Recensione di Riccardo Talamazzi

Questa è la storia di un uomo coraggioso. Laurea in filosofia, con un buon lavoro alla Microsoft e un innegabile talento pianistico. Un giorno quest’uomo molla tutto per seguire il suo sogno. Lascia Israele, sua terra d’origine, per andare a New York e diventare musicista professionista, compiendo quel post-romantico Grand Tour che vede gli USA come meta obbligata per la propria formazione musicale. Stiamo parlando di Roy Mor, giovane pianista e compositore esordiente in campo discografico che  in ossequio all’undicesimo comandamento biblico “non avrai altra passione all’infuori del jazz” ha seguito la sua stella cometa da Gerusalemme a New York e ritorno. Attraverso un percorso di specializzazione e affinamento con varie esperienze di collaborazioni, esibizioni, riconoscimenti e premiazioni, è finalmente approdato quest’anno alla sua prima uscita su disco per la Ubuntu Music.

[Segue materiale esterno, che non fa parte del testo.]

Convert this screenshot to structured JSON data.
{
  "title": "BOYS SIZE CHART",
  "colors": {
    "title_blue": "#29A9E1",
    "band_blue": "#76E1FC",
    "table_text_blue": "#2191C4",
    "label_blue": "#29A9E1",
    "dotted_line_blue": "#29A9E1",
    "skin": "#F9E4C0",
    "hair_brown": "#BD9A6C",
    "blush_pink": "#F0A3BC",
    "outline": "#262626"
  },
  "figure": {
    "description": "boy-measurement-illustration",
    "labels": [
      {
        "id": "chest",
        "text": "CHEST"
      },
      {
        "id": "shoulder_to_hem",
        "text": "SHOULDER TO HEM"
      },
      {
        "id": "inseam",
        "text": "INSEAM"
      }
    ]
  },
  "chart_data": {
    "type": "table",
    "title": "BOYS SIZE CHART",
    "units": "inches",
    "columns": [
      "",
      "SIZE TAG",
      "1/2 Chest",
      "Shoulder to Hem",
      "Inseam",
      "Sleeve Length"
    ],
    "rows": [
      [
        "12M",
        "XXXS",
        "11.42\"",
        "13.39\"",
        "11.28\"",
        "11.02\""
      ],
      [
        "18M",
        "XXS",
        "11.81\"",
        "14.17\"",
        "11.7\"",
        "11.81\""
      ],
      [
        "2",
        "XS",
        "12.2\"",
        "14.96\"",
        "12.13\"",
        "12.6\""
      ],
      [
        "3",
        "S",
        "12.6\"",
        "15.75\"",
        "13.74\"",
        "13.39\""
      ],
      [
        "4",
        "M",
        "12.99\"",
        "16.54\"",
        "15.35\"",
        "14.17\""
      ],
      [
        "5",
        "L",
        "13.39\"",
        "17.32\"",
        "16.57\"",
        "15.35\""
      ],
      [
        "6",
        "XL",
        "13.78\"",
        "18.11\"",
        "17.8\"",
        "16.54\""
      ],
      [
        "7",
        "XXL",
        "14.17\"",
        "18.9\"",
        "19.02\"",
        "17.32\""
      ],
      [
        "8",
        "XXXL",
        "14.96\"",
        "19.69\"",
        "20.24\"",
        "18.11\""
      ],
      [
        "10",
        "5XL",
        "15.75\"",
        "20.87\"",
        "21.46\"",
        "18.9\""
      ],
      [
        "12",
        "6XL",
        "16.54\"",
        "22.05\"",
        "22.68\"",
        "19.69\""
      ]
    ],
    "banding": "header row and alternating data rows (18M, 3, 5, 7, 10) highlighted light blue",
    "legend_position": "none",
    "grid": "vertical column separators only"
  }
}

Bisogna dire che Mor non si è limitato ad essere un tassidermista dei propri sogni. Ha invece applicato alla perfezione tutto ciò che ha imparato in patria e all’estero, sviluppando un suono brillante, a tratti esplosivo, dimostrando di aver appreso tutti i segreti del moderno piano-jazz. Ci tengo a sottolineare l’aspetto energico del suo pianismo che però non gli prende mai la mano e quando è il momento del tocco delicato è capace di acquietarsi, di prendere distanza dall’euforia che pare spesso possederlo. In effetti, nonostante lo stesso Mor definisca, non senza una punta d’ironia, il suo suono come “biblico”, alludendo al multiculturalismo della sua terra d’origine, in questo disco After the real thing si respira un’atmosfera classicamente jazz-mainstream in cui le suggestioni popolari e tradizionali si avvertono solo in qualche aspetto circoscritto dell’intero lavoro.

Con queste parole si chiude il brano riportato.